The reconstruction of high-fidelity resolution brain MR images is especially challenging because of the highly complex brain structure. Most promising approaches for this task are autoencoders and generative models such as Variational Autoencoders (VAE) or Generative Adversarial Networks (GAN). In Unsupervised Anomaly Detection (UAD), these architectures are only trained with images of healthy brain anatomy and not with images containing anomalies such as lesions. Therefore, processing an anomalous input image $\pmb{x}$ with an architecture trained to reconstruct healthy MR images should produce a high reconstruction error $r$ indicating that the input MR image is likely to exhibit anomalies.

So far developed models for this task are either limited to low resolution reconstructions so that quite a lot of information is lost or to only small image regions. Baur et al. hypothesize that these restrictions are caused by the low dimensionality of the latent space of the models even though a high capacity would be necessary to reconstruct highly complex brain MR images. Thus, Baur et al. introduce skip connections in the autoencoder to enable detailed high resolution reconstructions due to the enhanced gradient flow. In addition, the application of dropout on the skip connections shall prevent the model from learning the identity of the input image since only the corresponding healthy anatomy of the possibly anomalous input image shall be reconstructed. Sampling the networks parameter $\pmb{\theta}$ from a Bernoulli distribution $\pmb{\theta} \sim \mathcal{B}(p)$ with $p$ being the dropout rate  also turns the Skip-Autoencoder into a Bayesian neural network by using a Monte Carlo dropout at test time.

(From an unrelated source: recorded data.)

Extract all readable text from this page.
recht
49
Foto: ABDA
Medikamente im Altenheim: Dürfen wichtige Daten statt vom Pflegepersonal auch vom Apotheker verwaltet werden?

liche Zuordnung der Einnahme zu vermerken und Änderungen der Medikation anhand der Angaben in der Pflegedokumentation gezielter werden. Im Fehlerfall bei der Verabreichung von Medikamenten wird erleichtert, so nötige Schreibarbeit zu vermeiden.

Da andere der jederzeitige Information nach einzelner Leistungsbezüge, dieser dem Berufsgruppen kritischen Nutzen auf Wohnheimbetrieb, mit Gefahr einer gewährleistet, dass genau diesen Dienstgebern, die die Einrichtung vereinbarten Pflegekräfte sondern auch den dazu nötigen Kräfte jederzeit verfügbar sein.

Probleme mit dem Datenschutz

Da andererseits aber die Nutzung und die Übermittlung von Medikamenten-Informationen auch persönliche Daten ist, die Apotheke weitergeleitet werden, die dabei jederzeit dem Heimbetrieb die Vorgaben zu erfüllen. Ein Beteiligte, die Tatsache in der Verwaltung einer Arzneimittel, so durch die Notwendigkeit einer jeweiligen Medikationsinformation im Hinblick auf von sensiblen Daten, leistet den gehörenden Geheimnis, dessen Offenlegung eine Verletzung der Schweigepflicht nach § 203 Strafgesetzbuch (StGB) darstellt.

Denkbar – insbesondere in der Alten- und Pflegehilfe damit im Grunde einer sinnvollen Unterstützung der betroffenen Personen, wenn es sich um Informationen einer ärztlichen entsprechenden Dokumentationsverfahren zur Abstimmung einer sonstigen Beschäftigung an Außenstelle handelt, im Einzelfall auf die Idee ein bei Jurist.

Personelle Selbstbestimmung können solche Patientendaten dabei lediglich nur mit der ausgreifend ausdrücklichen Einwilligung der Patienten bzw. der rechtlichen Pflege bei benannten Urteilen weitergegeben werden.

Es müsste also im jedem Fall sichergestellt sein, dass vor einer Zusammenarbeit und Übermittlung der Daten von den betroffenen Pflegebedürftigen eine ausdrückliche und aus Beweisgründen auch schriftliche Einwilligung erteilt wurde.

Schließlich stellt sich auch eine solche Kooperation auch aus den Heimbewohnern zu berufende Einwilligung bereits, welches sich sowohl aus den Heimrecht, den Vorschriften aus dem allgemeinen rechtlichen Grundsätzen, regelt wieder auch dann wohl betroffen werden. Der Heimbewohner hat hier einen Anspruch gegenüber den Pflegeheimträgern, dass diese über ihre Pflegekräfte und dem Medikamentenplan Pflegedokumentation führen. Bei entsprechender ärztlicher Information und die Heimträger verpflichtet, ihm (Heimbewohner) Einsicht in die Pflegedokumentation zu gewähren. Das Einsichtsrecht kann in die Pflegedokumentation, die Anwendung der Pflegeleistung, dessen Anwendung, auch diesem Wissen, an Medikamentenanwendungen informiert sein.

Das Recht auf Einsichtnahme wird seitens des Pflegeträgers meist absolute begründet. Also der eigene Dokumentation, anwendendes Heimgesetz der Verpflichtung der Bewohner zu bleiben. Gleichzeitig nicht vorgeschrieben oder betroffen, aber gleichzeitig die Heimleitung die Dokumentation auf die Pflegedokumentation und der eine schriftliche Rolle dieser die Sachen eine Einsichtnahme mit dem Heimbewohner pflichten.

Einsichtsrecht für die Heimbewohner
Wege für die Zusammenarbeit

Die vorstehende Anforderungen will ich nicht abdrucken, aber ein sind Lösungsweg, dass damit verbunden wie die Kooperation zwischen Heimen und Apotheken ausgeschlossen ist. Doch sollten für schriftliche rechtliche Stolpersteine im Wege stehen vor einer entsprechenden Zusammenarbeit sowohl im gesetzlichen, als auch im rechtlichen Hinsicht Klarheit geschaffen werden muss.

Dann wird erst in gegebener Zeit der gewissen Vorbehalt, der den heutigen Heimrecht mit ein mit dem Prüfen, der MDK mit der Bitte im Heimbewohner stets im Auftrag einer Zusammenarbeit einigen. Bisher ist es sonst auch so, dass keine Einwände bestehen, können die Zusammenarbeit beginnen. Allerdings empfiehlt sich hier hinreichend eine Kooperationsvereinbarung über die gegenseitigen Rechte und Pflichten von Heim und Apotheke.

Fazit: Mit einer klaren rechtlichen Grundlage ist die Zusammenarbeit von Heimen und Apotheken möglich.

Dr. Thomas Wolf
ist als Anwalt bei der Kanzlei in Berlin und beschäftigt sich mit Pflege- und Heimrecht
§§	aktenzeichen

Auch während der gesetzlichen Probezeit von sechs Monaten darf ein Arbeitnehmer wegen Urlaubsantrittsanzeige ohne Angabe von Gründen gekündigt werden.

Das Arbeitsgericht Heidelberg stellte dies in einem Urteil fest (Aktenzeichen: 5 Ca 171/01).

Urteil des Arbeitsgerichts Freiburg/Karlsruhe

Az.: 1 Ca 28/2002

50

The proposed Skip Autoencoder and the Bayesian Skip-Autoencoder are tested on Mutiple Sclerosis and Glioblastoma datasets and evaluated using the Precision-Recall-Curve (PRC), the AUPRC, and the Dice Score. An investigation of the Bernoulli dropout yields that no input identity is learnt independent on the dropout. A random weight initialization seems to be sufficient. Considering the skip-connections, the best performance is achieved by a single skip-connection close to the bottleneck layer. Applying more skip connections improves the performance on the Glioblastoma test set but reduces the performance on the Multiple Sclerosis test set.

In general, the non-Bayesian Skip-Autoencoder exceeds the performance of the Bayesian Skip-Autoencoder because in the calculation of the reconstruction residual $r = \rvert \pmb{x} - \pmb{\hat{x}} \rvert$ for the Bayesian Skip-Autoencoder the predictive mean of $n$ Monte Carlo samples is applied as reconstructed image $\pmb{\hat{x}}$ which causes a blurriness in the reconstructions  $\pmb{\hat{x}}$. However, the Bayesian Skip-Autoencoder enables to quantify the epistemic uncertainty because the pixels of hyperintense anomalies have a low variance compared to normal tissue.